Cathy Wilkes—known for her unsettling sculptural installations—to represent UK at 2019 Venice Biennale

The artist was nominated for the Turner Prize in 2008 and has just closed her first major retrospective at MoMA PS1

Installation view of Cathy Wilkes, Untitled (2012) at MoMA PS1 (22 October 2017-11 March 2018) Image courtesy MoMA PS1. Photo: Pablo Enriquez. Gift of the Speyer Family Foundation and Mrs. Saidie A. May (by exchange). Courtesy of the artist and the Modern Institute/Toby Webster Ltd, Glasgow

The Glasgow-based, northern Irish artist Cathy Wilkes will represent Britain at the 2019 Venice Biennale (11 May-24 November 2019), following in the footsteps of Sarah Lucas (2015) and Phyllida Barlow (2017). Wilkes is known for her eclectic sculptural installations, using materials ranging from food packets to hat boxes and vegetable peelers.

Emma Dexter, the director of visual arts at the British Council, said at a press briefing held today that Wilkes highlights the “vulnerability and fragility of human life” (the British Council has been responsible for the British Pavilion since 1937). Zoe Whitley, the curator of contemporary international art at Tate, will oversee the pavilion presentation. “Wilkes is already thinking about the changes in emotional register from room to room [of the pavilion],” Whitley says.

Wilkes has shown in Venice before, participating in the group show Selective Memory held at the Scotland+Venice pavilion in 2005. Her work Untitled (2013) was also seen in The Encyclopaedic Palace presentation in the Arsenale at the 2013 Venice Biennale.
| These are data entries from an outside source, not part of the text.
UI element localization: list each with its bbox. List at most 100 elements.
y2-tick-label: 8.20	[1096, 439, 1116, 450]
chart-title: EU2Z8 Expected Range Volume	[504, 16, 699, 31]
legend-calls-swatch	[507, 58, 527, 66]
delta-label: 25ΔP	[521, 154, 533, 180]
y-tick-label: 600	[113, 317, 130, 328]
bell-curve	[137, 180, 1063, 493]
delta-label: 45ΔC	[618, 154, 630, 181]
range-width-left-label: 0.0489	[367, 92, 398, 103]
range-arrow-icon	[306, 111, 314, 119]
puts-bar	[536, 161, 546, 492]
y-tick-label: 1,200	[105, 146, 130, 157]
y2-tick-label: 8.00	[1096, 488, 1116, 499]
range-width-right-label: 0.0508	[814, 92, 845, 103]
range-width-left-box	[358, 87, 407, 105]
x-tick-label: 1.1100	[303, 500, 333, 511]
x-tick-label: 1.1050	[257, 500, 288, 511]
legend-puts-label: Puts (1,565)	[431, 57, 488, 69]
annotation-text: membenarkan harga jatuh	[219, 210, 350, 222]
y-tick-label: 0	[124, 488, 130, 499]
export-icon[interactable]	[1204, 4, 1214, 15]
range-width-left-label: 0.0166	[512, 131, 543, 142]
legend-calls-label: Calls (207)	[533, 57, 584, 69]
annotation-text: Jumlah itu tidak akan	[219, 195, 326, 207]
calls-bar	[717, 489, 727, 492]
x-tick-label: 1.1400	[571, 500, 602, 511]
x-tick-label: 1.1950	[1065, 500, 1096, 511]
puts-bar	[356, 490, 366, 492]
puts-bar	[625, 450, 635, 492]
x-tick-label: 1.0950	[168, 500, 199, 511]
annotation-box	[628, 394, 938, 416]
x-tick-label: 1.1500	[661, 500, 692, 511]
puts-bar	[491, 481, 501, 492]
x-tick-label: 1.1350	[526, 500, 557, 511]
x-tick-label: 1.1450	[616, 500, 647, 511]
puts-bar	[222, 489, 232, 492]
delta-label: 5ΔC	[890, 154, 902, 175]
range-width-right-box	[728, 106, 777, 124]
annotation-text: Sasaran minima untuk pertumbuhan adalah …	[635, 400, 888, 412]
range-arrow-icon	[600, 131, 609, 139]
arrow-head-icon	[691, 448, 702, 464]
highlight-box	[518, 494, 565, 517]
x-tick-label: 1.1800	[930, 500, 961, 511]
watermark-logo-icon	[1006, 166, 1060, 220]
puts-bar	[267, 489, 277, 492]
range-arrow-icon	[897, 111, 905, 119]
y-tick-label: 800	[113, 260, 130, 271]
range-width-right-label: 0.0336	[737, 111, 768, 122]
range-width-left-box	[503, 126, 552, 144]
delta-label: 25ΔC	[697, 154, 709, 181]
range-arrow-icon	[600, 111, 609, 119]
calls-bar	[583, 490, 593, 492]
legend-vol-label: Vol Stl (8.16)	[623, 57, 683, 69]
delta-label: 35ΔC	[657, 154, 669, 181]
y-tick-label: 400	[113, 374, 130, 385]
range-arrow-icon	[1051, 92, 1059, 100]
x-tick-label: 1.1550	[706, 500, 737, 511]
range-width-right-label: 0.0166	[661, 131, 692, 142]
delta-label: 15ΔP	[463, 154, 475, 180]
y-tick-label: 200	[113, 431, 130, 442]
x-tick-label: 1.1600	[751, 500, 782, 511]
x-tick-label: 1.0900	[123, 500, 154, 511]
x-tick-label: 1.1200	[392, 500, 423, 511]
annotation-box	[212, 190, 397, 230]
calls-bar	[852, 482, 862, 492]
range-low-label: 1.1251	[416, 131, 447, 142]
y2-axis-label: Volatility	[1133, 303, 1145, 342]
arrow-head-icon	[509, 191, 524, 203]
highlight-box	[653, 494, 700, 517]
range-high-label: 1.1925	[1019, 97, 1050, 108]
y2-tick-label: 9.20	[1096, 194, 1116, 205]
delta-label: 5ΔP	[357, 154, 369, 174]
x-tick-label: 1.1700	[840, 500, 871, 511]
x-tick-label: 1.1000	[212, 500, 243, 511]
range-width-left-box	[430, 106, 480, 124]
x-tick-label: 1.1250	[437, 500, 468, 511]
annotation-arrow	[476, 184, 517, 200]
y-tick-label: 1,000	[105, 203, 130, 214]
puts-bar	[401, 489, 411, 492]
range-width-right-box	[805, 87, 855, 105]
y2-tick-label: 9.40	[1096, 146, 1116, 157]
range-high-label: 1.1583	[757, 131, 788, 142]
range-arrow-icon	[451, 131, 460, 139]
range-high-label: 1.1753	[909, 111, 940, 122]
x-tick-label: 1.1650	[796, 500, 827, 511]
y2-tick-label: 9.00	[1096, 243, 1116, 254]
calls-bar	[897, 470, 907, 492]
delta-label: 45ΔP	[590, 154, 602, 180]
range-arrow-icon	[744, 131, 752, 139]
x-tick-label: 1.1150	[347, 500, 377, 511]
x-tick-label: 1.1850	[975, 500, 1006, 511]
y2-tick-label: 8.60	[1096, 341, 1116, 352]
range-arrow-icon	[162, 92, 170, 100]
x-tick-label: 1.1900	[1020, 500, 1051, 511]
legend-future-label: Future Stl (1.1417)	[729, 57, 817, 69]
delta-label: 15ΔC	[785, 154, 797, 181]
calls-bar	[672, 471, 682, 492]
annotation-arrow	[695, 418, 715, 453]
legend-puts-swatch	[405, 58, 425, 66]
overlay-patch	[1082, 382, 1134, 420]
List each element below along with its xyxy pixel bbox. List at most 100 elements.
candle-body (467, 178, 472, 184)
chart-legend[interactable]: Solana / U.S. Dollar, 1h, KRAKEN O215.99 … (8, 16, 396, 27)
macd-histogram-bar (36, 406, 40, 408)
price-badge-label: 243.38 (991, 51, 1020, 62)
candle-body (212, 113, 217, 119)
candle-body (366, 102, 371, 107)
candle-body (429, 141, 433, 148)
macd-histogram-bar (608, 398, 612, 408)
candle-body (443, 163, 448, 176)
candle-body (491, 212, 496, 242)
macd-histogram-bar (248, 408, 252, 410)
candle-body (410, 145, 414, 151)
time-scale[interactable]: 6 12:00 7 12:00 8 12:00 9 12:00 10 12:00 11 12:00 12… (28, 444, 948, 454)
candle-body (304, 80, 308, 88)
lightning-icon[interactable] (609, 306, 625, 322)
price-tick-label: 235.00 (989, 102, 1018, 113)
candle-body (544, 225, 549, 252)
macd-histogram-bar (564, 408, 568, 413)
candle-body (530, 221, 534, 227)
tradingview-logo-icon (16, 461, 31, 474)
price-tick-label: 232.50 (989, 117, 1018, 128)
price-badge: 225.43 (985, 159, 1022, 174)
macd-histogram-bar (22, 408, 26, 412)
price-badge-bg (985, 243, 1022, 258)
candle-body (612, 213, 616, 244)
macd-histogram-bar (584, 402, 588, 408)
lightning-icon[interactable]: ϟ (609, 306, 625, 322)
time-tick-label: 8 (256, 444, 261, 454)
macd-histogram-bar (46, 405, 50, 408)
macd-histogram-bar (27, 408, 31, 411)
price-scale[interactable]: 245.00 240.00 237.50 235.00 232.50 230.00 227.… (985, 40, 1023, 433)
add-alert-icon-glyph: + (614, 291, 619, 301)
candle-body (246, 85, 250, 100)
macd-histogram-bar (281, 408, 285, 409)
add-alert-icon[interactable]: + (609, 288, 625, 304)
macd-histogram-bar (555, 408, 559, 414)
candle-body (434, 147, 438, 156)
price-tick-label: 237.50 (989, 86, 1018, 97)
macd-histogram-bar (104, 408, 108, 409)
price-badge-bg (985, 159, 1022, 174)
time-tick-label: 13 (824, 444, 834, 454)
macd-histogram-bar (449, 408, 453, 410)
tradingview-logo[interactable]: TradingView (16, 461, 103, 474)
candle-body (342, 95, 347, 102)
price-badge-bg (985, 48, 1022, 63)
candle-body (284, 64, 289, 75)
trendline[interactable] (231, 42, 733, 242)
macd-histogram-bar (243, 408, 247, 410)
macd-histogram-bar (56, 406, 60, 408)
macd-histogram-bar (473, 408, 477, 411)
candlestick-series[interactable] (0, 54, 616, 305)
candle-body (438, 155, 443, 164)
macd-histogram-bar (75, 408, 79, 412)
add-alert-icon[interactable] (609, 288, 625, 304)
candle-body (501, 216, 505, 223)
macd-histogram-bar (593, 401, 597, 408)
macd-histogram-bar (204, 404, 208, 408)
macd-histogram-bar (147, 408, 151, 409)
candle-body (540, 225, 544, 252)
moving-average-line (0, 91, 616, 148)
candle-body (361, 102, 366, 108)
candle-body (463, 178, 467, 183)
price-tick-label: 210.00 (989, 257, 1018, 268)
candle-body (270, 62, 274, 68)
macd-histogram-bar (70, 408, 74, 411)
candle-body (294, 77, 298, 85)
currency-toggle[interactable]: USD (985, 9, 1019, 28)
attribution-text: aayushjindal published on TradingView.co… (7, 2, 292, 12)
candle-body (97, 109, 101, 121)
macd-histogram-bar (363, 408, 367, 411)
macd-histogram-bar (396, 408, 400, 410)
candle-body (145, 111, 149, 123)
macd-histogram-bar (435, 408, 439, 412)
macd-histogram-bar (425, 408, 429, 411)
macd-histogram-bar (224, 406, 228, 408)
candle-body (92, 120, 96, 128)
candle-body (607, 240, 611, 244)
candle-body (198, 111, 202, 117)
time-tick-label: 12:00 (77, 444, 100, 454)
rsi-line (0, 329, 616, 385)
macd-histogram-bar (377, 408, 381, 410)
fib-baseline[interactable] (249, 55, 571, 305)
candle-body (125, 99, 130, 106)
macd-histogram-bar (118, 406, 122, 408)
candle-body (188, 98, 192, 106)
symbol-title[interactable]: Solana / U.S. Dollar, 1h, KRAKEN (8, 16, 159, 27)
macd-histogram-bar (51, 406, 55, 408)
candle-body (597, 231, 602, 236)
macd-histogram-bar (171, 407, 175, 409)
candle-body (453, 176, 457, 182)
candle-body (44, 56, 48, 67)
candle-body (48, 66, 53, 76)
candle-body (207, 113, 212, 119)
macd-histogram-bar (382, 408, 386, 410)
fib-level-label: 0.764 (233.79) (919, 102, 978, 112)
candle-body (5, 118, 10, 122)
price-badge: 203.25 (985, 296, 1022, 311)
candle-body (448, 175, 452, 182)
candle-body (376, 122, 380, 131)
She was nominated for the Turner Prize in 2008.

The British Pavilion in Venice John Riddy

Fiona Bradley, the director of the Fruitmarket Gallery in Edinburgh and one of the nine members of the British Pavilion selection committee, stressed that Wilkes was selected through a “democratic process” (each member of the committee submits six names).

Asked if Wilkes could be considered a surprise choice, Bradley highlighted the impact of an exhibition at MoMA PS1 in New York that closed in March, which included around 50 works by Wilkes drawn from private and public collections. The show was part of the inaugural Maria Lassnig Prize for mid-career artists, awarded to Wilkes in January last year.

“What gives her sculptures such force is not merely the thematic evocations of loss and distance, but also the generosity with which she presents them. True mastery, she suggests, lies in letting anxieties go,” said Jason Farago in a review of the PS1 exhibition in the New York Times.

Hugh Mulholland, the senior curator at the Mac in Belfast and another member of the British Pavilion selection committee, says that “there is something poignant about Wilkes’s work. She comments on really pressing social issues in a small way." In December, the director of London’s Hayward Gallery, Ralph Rugoff, was named the artistic director of the 2019 Biennale.